Would be set up an EC2 box that reads from an SQS queue and process one after another and you set up your app that once it's uploaded to S3 it pushed to the SQS queue.

If you start noticing a backlog in your queue with this method you can scale up by adding more EC2 processing instances.

This does mean that if uploads are infrequent you might be running an EC2 doing nothing. Depending on your EC2 instance size you could run your processing application multiple times E.G if it was PHP and you went for a 4 core EC2 you could run the PHP script 4 times in parallel on that box.

Database Question

The First option removes the need for a Database of jobs to process because as they come in via API Gateway. but can still connect to an RDS if you need it to via the NodeJS Lambda libraries.
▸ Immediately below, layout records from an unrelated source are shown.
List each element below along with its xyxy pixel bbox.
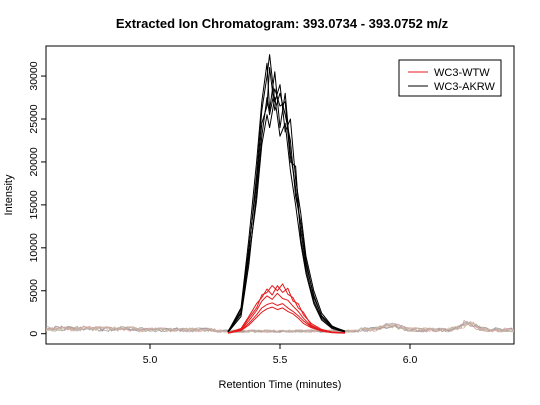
series-line-wc3-akrw-rep3 — [227, 88, 346, 333]
series-lines — [227, 54, 346, 334]
x-tick-label: 5.0 — [143, 354, 158, 366]
series-line-wc3-wtw-rep1 — [227, 285, 346, 334]
baseline-noise — [46, 319, 514, 333]
y-tick-label: 10000 — [28, 233, 40, 262]
y-tick-label: 25000 — [28, 104, 40, 133]
series-line-wc3-wtw-rep4 — [227, 306, 346, 334]
series-line-wc3-akrw-rep2 — [227, 54, 346, 333]
x-tick-label: 6.0 — [403, 354, 418, 366]
legend-label-wtw: WC3-WTW — [434, 67, 490, 79]
y-tick-label: 15000 — [28, 190, 40, 219]
y-tick-label: 5000 — [28, 279, 40, 303]
series-line-wc3-wtw-rep2 — [227, 283, 346, 334]
series-line-wc3-akrw-rep4 — [227, 67, 346, 332]
series-line-wc3-wtw-rep5 — [227, 292, 346, 334]
baseline-noise-trace — [46, 322, 514, 333]
series-wc3-akrw — [227, 54, 346, 333]
x-axis-label: Retention Time (minutes) — [219, 379, 342, 391]
baseline-noise-trace — [46, 321, 514, 333]
x-axis: 5.0 5.5 6.0 — [143, 344, 418, 366]
legend-box — [398, 59, 502, 97]
series-line-wc3-wtw-rep3 — [227, 302, 346, 334]
y-axis: 0 5000 10000 15000 20000 25000 30000 — [28, 61, 46, 337]
y-tick-label: 30000 — [28, 61, 40, 90]
legend: WC3-WTW WC3-AKRW — [398, 59, 502, 97]
chart-title: Extracted Ion Chromatogram: 393.0734 - 3… — [116, 16, 449, 31]
y-axis-label: Intensity — [3, 174, 15, 215]
x-tick-label: 5.5 — [273, 354, 288, 366]
series-wc3-wtw — [227, 283, 346, 334]
series-line-wc3-akrw-rep5 — [227, 97, 346, 333]
legend-label-akrw: WC3-AKRW — [434, 81, 496, 93]
y-tick-label: 0 — [28, 331, 40, 337]
y-tick-label: 20000 — [28, 147, 40, 176]
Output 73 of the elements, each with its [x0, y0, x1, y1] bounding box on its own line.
The second option also removes the need for the upload system to be connected because it can use an SQS Queue but if you require it you can connect to an RDS the same as any other application.

If you do wish to use a Database for handling all this instead of an SQS Queue or you have another reason for using a Database you can set up an RDS in the default VPC and use Security Groups for access permissions this is not scalable. (IP Addresses)

You can use the second option and just not use an SQS Queue.

If you need to run an RDS across multiple AZs in the same region you can do this by setting up your RDS across all 3 Availability Zones by setting up Multi-AZ, then any EC2 instance in the same region can access it (this gives you high availability).

If you are wanting to add Multi-Region and no public Access to DB, you will have to create a Set of VPCs in every region you want to operate from and make sure they are all peered to each other and the route tables are set up to allow communication via peering before you create your RDS because it will need creating in the new VPC.

Notes

If you are wanting Multi-Region Multi-AZ for Ultra High Availability I highly recommend before creating your RDS you use T2.nano instances running Amazons custom Linux distro in EC2 to test pinging across the regions via the peering it can get quite complex setting up all the peerings and make sure they are working, get the proccess for 2 regions correct then add other regions one after another making sure all other regions can ping the new region.

Martin Barker
  • 279
  • 1
  • 16